La premessa è che il gruppo sarà pure di nazionalità tedesca, ma ha radici italiane profonde. “I comparti distributivo e produttivo del settore automotive, compresa la componentistica, sono un’eccellenza italiana importantissima – spiega Massimo Nordio, CEO di Volkswagen Italia, a L’Economia, inserto del Corriere della Sera –. Basti pensare, ad esempio, che il nostro gruppo ha 400 fornitori che operano in Italia, acquista ogni anno circa 2 miliardi di euro in parti che vengono montate sulle nostre auto e vendute in tutto il mondo, compresa l’Italia”. Per questo il manager spera che il Governo abbia le idee chiare sul da farsi per uscire dalla crisi. Perché le quattro ruote del Belpaese sono un asset fondamentale, per loro come per il PIL italiano. “Il settore è un monoblocco industriale che garantisce un gettito di quasi 80 miliardi di euro l’anno – aggiunge –, il 15% del totale delle entrate dello Stato italiano”.
Volkswagen Italia
Il contesto di crisi, ça va sans dire, è quello innescato dalla pandemia di Coronavirus. “Non abbiamo fatto ricorso alla cassa integrazione per non gravare sulla collettività – ricorda ora Nordio –. Abbiamo effettuato una chiusura di due settimane nel momento più ostile di Covdi19, coperta dall’utilizzo di ferie e permessi residui”. Ora si tratta di risollevarsi dalle ceneri.
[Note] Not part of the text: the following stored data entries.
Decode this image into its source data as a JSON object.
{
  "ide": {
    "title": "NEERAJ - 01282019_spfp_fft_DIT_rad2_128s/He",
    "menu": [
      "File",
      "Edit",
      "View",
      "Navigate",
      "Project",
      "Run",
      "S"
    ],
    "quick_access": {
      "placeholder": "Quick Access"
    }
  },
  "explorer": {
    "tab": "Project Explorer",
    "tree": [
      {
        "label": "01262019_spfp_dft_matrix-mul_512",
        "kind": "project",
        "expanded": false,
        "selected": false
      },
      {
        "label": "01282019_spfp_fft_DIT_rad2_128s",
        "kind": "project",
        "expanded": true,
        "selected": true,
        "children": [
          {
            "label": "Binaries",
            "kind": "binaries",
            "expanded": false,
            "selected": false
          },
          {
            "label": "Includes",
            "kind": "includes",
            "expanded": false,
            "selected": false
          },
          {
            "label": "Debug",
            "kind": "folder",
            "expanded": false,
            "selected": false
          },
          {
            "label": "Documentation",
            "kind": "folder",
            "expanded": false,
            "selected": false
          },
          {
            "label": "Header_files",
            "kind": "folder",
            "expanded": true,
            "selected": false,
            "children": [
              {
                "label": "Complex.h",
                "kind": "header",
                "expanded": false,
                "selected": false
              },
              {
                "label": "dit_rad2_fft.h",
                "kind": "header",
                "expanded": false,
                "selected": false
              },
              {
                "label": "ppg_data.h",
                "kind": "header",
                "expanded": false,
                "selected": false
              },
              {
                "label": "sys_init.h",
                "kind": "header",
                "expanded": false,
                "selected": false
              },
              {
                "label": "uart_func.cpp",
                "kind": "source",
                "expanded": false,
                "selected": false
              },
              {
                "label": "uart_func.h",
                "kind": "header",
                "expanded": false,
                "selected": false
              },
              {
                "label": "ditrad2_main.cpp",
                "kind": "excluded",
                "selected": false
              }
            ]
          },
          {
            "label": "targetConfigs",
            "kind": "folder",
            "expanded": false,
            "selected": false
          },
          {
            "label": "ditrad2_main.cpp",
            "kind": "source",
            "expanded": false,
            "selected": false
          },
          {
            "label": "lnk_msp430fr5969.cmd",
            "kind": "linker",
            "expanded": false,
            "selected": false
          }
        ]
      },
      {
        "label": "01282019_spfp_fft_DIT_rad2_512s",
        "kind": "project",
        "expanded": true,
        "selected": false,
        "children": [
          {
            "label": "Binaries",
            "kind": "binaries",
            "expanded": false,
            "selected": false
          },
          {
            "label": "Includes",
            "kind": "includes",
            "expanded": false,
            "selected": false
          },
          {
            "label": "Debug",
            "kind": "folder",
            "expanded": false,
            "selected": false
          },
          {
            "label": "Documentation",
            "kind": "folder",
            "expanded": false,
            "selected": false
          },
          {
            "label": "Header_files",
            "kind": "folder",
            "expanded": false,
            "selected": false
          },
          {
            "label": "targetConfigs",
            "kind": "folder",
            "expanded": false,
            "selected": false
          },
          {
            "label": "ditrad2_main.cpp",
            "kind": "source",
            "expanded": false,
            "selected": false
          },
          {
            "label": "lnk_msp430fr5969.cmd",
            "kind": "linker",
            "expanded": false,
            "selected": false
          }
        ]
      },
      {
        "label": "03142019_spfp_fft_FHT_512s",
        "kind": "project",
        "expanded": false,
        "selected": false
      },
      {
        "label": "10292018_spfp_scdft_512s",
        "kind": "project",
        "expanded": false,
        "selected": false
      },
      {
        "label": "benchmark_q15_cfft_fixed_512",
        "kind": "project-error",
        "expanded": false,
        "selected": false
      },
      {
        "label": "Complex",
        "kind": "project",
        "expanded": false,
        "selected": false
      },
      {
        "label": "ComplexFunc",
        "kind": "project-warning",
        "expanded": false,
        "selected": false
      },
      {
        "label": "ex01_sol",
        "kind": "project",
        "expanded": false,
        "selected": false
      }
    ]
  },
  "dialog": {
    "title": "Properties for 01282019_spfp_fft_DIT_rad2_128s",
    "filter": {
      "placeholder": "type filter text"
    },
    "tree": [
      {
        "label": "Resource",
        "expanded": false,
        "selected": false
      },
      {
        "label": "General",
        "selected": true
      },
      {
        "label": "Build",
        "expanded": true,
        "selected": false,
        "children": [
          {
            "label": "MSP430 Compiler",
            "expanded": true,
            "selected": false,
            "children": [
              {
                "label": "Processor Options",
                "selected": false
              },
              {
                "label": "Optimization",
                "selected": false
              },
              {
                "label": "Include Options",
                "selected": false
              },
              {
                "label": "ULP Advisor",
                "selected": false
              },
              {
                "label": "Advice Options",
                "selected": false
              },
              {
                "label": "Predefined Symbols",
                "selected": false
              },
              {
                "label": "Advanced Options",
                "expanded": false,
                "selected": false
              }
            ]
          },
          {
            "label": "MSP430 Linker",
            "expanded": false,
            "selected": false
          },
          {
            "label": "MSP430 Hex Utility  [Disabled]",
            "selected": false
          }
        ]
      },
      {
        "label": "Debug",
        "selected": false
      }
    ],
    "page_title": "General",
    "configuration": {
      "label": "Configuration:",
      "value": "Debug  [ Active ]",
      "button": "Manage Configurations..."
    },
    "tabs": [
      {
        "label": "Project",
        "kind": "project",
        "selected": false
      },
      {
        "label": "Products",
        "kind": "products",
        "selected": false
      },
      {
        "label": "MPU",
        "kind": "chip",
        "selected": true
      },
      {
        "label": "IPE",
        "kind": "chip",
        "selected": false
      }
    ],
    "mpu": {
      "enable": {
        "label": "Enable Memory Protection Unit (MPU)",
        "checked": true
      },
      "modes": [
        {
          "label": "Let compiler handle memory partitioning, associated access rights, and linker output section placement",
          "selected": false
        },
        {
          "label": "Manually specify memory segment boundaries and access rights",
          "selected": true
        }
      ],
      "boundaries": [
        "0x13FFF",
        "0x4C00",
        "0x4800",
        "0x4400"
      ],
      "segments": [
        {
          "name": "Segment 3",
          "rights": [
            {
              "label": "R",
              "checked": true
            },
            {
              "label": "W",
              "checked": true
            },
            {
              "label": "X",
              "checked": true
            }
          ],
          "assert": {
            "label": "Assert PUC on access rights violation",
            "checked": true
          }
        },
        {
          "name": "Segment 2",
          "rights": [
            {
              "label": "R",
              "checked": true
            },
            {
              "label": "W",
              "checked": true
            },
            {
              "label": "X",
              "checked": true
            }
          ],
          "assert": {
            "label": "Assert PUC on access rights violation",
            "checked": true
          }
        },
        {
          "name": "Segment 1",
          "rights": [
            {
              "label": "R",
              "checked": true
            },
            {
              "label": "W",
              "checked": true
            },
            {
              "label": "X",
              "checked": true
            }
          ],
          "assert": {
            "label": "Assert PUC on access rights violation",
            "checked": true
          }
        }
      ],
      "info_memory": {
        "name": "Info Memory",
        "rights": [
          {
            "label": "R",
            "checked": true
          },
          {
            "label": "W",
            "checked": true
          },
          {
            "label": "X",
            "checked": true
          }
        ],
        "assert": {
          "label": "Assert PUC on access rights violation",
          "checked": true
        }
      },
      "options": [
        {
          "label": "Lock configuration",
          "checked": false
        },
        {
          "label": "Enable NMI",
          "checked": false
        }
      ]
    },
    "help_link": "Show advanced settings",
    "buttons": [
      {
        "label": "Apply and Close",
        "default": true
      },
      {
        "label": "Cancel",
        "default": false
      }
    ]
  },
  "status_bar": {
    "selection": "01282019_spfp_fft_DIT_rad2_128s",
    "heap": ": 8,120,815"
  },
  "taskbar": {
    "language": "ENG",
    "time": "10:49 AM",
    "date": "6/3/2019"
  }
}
Il manager Volkswagen usa toni distensivi: “Sono fiducioso che il Governo studierà le dovute misure per aiutare la ripresa. Il settore è strategico, ma serve una spinta fondamentale per innescare la ripartenza”.
Di che cosa c’è bisogno
Innanzitutto, l’Esecutivo deve rivelarsi in grado di andare oltre un certo grado di ostilità verso le quattro ruote. “Che da qualcuno l’automobile non fosse troppo amata e mal sopportata era chiaro già prima della pandemia – osserva Nordio –, ma allora il settore non rischiava danni così ingenti come oggi”. Poi intervenire in primis sulla domanda. Quali sono i suggerimenti del manager? “Ora nell’interesse della collettività del Paese, bisogna intervenire per rilanciare e sostenere questo settore, tutti insieme – risponde –. Vi sono due fasi distinte, la prima riguarda l’emergenza, far ripartire velocemente la domanda con una forma di incentivazione straordinaria”. E la seconda? “Si riferisce all’evoluzione della mobilità, traghettandola come dico sempre dall’analogico al digitale, ossia verso una forma elettrica”. Il processo è già in atto, riconosce il manager, “ma è necessario intervenire anche sul parco circolante che è enorme (circa 40 milioni di veicoli) in gran parte vecchio, inquinante e poco sicuro”.